The increased risk may persist through adulthood, according to researchers from the Harvard TH Chan School of Public Health.

About one in every four to five pregnant women in the UK has a Caesarean section.

Senior author Jorge Chavarro, associate professor of nutrition and epidemiology, said: “Caesarean deliveries are without a doubt a necessary and lifesaving procedure in many cases.

“But Caesareans also have some known risks to the mother and the newborn.
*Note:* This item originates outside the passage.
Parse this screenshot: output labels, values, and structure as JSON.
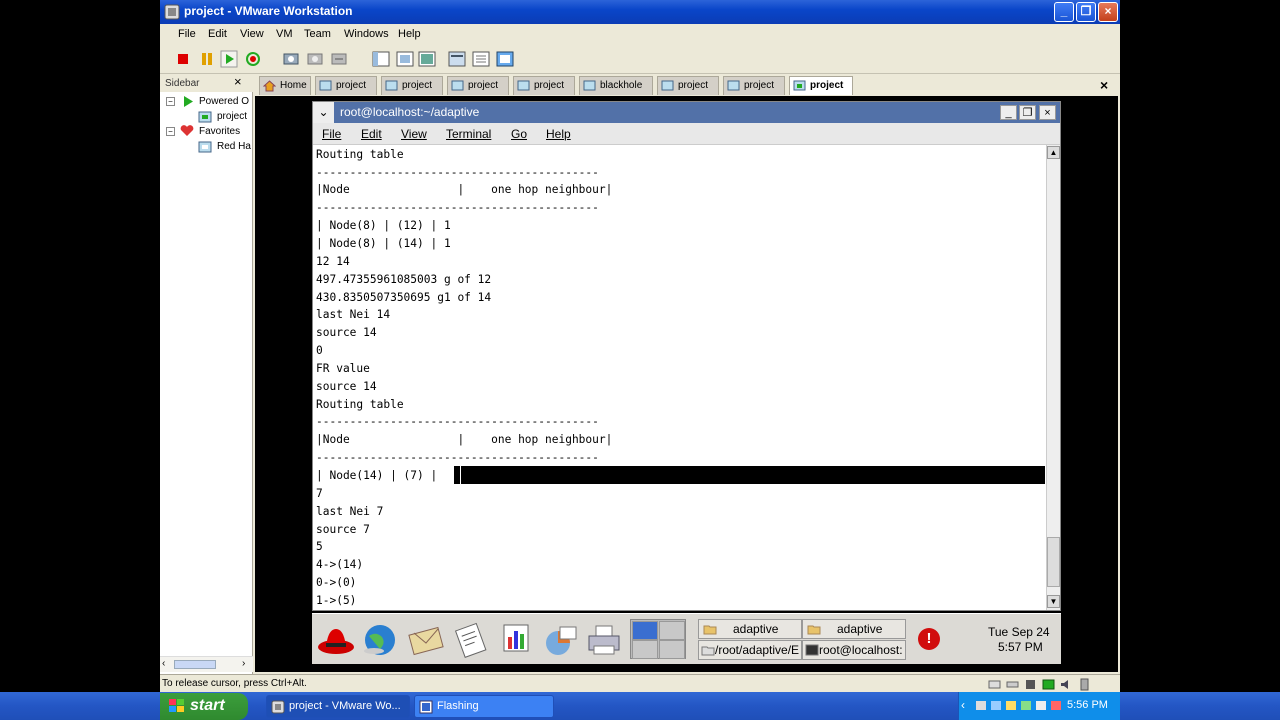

Our findings show that risk of obesity in the offspring could be another factor to consider.”

The researchers examined 16 years of data from more than 22,000 young adults in the Growing Up Today study.
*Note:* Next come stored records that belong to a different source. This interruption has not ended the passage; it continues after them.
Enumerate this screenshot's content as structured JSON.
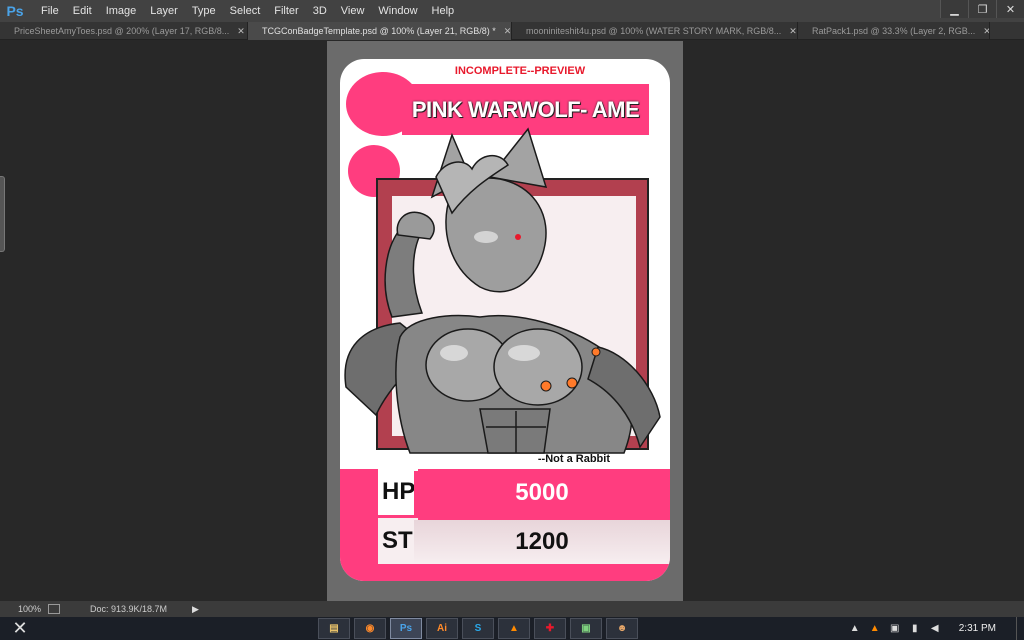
{
  "app": {
    "logo": "Ps",
    "menu": [
      "File",
      "Edit",
      "Image",
      "Layer",
      "Type",
      "Select",
      "Filter",
      "3D",
      "View",
      "Window",
      "Help"
    ],
    "window_controls": [
      "minimize-icon",
      "restore-icon",
      "close-icon"
    ]
  },
  "tabs": [
    {
      "label": "PriceSheetAmyToes.psd @ 200% (Layer 17, RGB/8...",
      "active": false
    },
    {
      "label": "TCGConBadgeTemplate.psd @ 100% (Layer 21, RGB/8) *",
      "active": true
    },
    {
      "label": "mooniniteshit4u.psd @ 100% (WATER STORY MARK, RGB/8...",
      "active": false
    },
    {
      "label": "RatPack1.psd @ 33.3% (Layer 2, RGB...",
      "active": false
    }
  ],
  "card": {
    "status": "INCOMPLETE--PREVIEW",
    "name": "PINK WARWOLF- AME",
    "subtitle": "--Not a Rabbit",
    "stats": {
      "hp_label": "HP",
      "hp_value": "5000",
      "str_label": "STR",
      "str_value": "1200"
    },
    "colors": {
      "accent": "#ff3d7f",
      "frame": "#b2404f",
      "banner_text": "#e8192c"
    }
  },
  "statusbar": {
    "zoom": "100%",
    "doc": "Doc: 913.9K/18.7M"
  },
  "taskbar": {
    "apps": [
      {
        "icon": "file-explorer-icon",
        "glyph": "▤"
      },
      {
        "icon": "firefox-icon",
        "glyph": "◉"
      },
      {
        "icon": "photoshop-icon",
        "glyph": "Ps"
      },
      {
        "icon": "illustrator-icon",
        "glyph": "Ai"
      },
      {
        "icon": "skype-icon",
        "glyph": "S"
      },
      {
        "icon": "vlc-icon",
        "glyph": "▲"
      },
      {
        "icon": "app-icon",
        "glyph": "✚"
      },
      {
        "icon": "remote-desktop-icon",
        "glyph": "▣"
      },
      {
        "icon": "game-icon",
        "glyph": "☻"
      }
    ],
    "clock": "2:31 PM"
  }
}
Their findings, published in Jama Paediatrics, show that youngsters born by Caesarean were 64% more likely to be obese than siblings born by vaginal birth.

“I think that our findings - particularly those that show a dramatic difference in obesity risk between those born via Caesarean and their siblings born through vaginal delivery - provide very compelling evidence that the association between Caesarean birth and childhood obesity is real,” said Prof Chavarro.

“That's because, in the case of siblings, many of the factors that could potentially be playing a role in obesity risk, including genetics, would be largely the same for each sibling - except for the type of delivery.”

Dr Daghni Rajasingam, of the Royal College of Obstetricians and Gynaecologists, said: “This is an interesting study which suggests that Caesarean birth may be associated with offspring obesity after accounting for other risk factors including maternal BMI, pre-pregnancy smoking habits and any pre-existing medical conditions such as gestational diabetes.

“However, the study did not include any data on why a Caesarean section was required or any other details surrounding the labour or delivery.

“Currently in England, the rate of Caesarean section is 26.2%. This figure has been rising slowly over the last decade and could be explained by various factors which make childbirth more difficult including a rise in older mothers and more obese mothers.

“We must remember that in some cases an emergency Caesarean section is carried out to save the life of the mother and/or baby.

“Further research is needed to clarify the mechanisms underlying this possible association, but as with any intervention all doctors must ensure that women are informed about the risks and benefits of a Caesarean section, as well as the alternative options.”